4} REACHING CREDIT CARD LIMITS
You’ll want to be especially careful about the number of times you swipe your credit cards. As you may know, there are particular times when it’s far too easy to exceed their limits. Going over your credit card limits will undoubtedly crush your credit scores. Consider one of the things that has a substantial impact on your credit scores. This is your credit utilization ratio (a.k.a. your debt-to-credit ratio). This is the amount of credit you’ve used relative to your credit line. For instance, let’s just say that you charged $5,000 to one of your credit cards, and you have an $8,000 credit limit on this card… your debt-to-credit ratio is now a whopping 62.5%. And, if you’re in the market for a new home… it’s vital that you keep your DTCR as low as possible.

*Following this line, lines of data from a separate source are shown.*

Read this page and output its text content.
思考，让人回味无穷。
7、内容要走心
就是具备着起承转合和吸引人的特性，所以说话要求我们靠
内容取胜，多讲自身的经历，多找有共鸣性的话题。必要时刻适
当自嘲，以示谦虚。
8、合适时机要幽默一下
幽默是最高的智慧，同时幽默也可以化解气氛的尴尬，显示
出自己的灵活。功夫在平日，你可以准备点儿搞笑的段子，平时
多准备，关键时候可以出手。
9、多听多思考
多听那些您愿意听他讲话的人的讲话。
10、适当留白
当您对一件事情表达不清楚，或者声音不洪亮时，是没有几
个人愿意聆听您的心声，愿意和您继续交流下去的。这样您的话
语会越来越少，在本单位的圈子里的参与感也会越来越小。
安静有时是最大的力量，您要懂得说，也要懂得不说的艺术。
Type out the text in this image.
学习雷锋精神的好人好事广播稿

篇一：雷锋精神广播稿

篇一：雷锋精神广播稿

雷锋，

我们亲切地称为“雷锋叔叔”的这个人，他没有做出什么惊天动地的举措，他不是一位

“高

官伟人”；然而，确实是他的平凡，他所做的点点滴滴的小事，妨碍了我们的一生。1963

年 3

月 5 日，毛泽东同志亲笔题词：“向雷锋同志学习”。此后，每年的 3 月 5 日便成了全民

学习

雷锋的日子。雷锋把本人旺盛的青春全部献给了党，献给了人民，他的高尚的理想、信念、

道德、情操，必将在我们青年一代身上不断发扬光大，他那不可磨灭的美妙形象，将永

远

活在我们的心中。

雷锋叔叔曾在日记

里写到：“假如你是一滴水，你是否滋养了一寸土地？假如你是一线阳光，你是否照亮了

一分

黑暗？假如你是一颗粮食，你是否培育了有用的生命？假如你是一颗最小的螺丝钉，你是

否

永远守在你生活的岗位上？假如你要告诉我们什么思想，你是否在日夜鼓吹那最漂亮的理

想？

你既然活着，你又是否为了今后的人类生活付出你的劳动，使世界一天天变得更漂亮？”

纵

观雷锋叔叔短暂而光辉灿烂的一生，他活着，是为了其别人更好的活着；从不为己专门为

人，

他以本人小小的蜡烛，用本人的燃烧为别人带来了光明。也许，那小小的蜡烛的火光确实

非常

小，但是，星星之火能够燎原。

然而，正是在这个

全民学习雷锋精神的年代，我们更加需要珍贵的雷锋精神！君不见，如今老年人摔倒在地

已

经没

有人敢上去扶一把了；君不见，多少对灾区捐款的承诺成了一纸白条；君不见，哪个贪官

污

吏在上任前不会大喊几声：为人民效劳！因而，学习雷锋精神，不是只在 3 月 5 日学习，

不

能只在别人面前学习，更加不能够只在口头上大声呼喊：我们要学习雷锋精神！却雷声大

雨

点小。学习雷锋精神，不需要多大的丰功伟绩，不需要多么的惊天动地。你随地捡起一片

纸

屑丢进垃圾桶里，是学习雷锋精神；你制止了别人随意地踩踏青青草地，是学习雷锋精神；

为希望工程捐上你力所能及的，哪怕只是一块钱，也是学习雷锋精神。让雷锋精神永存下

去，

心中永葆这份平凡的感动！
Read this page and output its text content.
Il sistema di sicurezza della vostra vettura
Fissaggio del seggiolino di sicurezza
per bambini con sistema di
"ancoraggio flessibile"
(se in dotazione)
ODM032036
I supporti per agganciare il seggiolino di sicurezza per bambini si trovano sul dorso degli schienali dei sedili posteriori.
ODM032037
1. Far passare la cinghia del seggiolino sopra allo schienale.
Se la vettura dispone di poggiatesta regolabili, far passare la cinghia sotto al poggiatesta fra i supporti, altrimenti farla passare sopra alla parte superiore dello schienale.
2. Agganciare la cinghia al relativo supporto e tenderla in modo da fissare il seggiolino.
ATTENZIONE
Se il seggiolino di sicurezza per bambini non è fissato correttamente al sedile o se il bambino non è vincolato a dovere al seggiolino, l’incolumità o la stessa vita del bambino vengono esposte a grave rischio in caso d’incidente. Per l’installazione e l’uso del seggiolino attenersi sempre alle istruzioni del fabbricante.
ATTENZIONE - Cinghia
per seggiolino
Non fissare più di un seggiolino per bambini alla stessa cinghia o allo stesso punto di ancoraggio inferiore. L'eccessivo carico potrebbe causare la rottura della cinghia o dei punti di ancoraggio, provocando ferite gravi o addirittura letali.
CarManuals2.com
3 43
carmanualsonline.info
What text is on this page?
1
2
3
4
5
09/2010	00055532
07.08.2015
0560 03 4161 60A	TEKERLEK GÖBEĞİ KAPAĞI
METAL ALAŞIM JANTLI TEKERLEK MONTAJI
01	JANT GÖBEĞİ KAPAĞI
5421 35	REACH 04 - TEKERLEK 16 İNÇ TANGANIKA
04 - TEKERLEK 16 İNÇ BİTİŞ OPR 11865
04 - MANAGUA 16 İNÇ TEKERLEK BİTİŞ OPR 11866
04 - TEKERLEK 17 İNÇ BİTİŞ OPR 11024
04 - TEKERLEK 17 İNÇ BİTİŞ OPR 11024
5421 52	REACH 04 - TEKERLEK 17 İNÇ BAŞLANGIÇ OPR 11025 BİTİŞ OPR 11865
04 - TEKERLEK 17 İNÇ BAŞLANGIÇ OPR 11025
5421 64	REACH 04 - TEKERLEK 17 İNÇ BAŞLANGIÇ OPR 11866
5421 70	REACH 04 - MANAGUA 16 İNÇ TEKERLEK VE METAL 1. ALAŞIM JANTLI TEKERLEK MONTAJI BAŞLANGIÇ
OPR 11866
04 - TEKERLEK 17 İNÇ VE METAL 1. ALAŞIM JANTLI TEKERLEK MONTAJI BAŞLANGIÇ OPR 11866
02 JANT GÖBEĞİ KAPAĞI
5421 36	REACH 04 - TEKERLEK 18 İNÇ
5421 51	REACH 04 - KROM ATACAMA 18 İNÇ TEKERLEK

5} CLOSING CREDIT CARD ACCOUNTS
If you’re bogged down with credit card debt, you may reason that closing an account or two will better your credit scores. Yet, if you’re in need of a mortgage… doing this thing will not help you in the least. By ditching credit cards and decreasing your level of available credit, your debt-to-credit (DTC) ratio may very well skyrocket. And, as an unfortunate consequence… your credit scores could sink like the Titanic.